We are used to seeing television screens getting ever more impressive, transmitting crystal-clear images to our living rooms. The sound, however, is another thing.
In the past, only those with a home cinema could immerse themselves in a memorable sound experience. It was the preserve of the very wealthy – the sort of thing you might see in an old episode of MTV Cribs – or the most committed audiophile. But times are changing.
“I personally don’t subscribe to the term ‘audiophile’,” Hilmar Lehnert, director of audio systems engineering at Sonos, tells me from his office in Boston. “I think pretty much everyone on the planet enjoys good sound and good music. We saw a very significant need – an experience people can have at home – that wasn’t as accessible as it should be.” This is the task that engineers at Sonos sought to solve, first with their Playbar, released in 2013, and now with Playbase, a thin powerful speaker designed to fit under your TV.

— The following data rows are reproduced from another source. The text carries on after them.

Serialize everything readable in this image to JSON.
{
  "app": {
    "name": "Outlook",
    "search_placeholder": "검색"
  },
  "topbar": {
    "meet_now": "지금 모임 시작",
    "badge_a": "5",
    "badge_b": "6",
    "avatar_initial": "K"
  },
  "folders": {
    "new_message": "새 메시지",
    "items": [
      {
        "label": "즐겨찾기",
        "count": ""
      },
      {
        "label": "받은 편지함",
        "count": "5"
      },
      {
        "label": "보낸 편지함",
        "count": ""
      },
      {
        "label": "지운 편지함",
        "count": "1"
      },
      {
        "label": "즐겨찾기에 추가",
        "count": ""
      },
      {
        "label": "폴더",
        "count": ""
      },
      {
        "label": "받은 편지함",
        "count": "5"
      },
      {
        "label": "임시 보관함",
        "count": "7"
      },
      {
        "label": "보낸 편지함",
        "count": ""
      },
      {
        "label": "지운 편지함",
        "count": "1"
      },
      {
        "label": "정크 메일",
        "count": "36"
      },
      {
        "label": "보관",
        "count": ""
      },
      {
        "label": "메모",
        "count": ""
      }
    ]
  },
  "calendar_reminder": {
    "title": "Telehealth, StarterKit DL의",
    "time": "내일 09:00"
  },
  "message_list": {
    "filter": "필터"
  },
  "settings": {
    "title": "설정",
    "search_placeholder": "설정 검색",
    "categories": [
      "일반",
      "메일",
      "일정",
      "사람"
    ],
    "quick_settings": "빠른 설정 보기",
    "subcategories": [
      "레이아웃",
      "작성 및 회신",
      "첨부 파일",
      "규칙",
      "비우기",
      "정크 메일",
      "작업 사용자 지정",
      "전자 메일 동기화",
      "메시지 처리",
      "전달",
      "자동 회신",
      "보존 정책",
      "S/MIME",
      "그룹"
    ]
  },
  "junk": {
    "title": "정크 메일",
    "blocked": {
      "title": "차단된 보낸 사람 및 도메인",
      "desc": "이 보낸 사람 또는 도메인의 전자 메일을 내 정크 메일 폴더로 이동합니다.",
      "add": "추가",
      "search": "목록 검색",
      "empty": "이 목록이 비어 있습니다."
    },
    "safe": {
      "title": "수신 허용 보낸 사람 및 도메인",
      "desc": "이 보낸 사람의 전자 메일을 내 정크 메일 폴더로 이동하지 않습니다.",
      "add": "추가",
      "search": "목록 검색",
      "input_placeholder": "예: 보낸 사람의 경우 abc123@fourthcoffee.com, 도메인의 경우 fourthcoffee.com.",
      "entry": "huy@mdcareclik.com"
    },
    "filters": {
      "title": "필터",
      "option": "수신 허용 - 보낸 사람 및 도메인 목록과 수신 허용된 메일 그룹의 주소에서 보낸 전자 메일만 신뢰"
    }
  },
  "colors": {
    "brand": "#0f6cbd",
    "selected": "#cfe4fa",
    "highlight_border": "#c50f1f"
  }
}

There are many beautiful televisions on the market, but most only use small internal speakers, Lehnert says. A particularly slim TV leaves very little of the space required for any complex sound system. The sound “can’t come close to matching the picture”, he says.
Furthermore, many people will be familiar with dealing with a morass of cables and remote controls as they attempt to navigate TVs, speakers, laptops, phones and various other devices, whether in an effort to match the sounds to the picture, or merely listen to a favourite playlist. “You had to structure your living environment to adapt to that,” says Lehnert, “making a trade-off between how comfy you are in a place, and how good a sound experience you can get.”
Sonos’s simple goal was to make this experience better, which is where the science of sound comes in. “You need space to create good sound. You need a radiating surface area for acoustic volume,” Lehnert says. The Playbase, a 72cm-wide soundbase – ideal for a television to perch on – provides that space.
While the team were developing the newest addition to the Sonos home sound system, they visited Hollywood to meet industry experts, listening to movie soundtracks that had just been mixed to see how they sounded on the Playbase. They included sound engineer Chris Jenkins, who won his third Oscar for 2015’s Mad Max: Fury Road. They also went through the grisly western, The Revenant, scene by scene with its sound mixer Jon Taylor to perfect the audio experience.
To perfect the sound required serious thinking about the differing needs of music, film and TV. “We do individual tunings for music and video,” Lehnert says, although the main objective for both is for it to sound natural. “In movies, often interesting things happen – there’s a scene in the woods, say, and it goes ‘crack’ over here and birds are chirping over there,” he says. “There are discrete, spatially isolated events. We are more aggressive in making them more spacious on video – placing auditory objects way outside your field of vision – than we are with music. For music we’re aiming more for a very continuous, clean soundstage.”
Key to all of this is how the soundbase works in a room. “The science is pretty straightforward, although easier said than done,” says Lehnert. There are multiple drivers in a Playbase unit, which are combined with different radiations and advanced software that is not dissimilar to radar. “With radar,” he says, “you can steer a beam in a certain direction primarily with software using multiple sensors. And we do the same thing. We can figure out that this object needs to be over there, so we send a sound beam over to the side and, with any luck, it bounces off a wall enough to become audible in the right way.”
The sound is more room dependent than previous devices, but the engineers have tested it in spaces of various size, and in different homes, to ensure it provides quality sound in all situations. However, Lehnert cautions, where you place the soundbase within a room matters. He recalls encountering a Playbase in a shelving unit with the door closed – which is clearly not ideal. In general, the best position is somewhere roughly halfway between two walls, as this tends to be preferable to a corner placement.
Regardless of the space or placement, the Playbase can be calibrated with Trueplay tuning, which uses the Sonos app and the internal microphone on any iOS-enabled device to measure how sound reflects off walls, furniture and other surfaces in a room and makes precise acoustic adjustments to optimise the sound of your speakers.
Another area where the Playbase stands out – and there might be a clue here in the title – is in the deep bass. This came with “a lot of blood sweat and tears”, says Lehnert, and involved Sonos’ engineers designing a sizeable woofer from scratch while doing extensive computer modelling to get the desired rich bass sounds.
The multisensory overload of Mad Max: Fury Road is one that particularly stands out when using the Playbase, Lehnert says. An example of a song that displays the full sonic potential of the device is Everything in its Right Place, the opening song of Radiohead’s acclaimed 2000 album Kid A. The track is a melange of electronics, organs and vocals floating on top of each other: “It’s very continuous, very room-filling,” says Lehnert. They used it a lot in the Playbase demo process. “I just like to close my eyes and experience it. I don’t hear the speaker any more, I just hear the music.”
And this, perhaps, is the ultimate aim for Lehnert and the engineers at Sonos: “Our mission is to render the artist’s intent,” he says. “For us, music or film is between the artist and the audience. The speaker is a means to an end, but not the end in itself. Something that emotionally captures you with the least amount of rigmarole as possible is what we want.”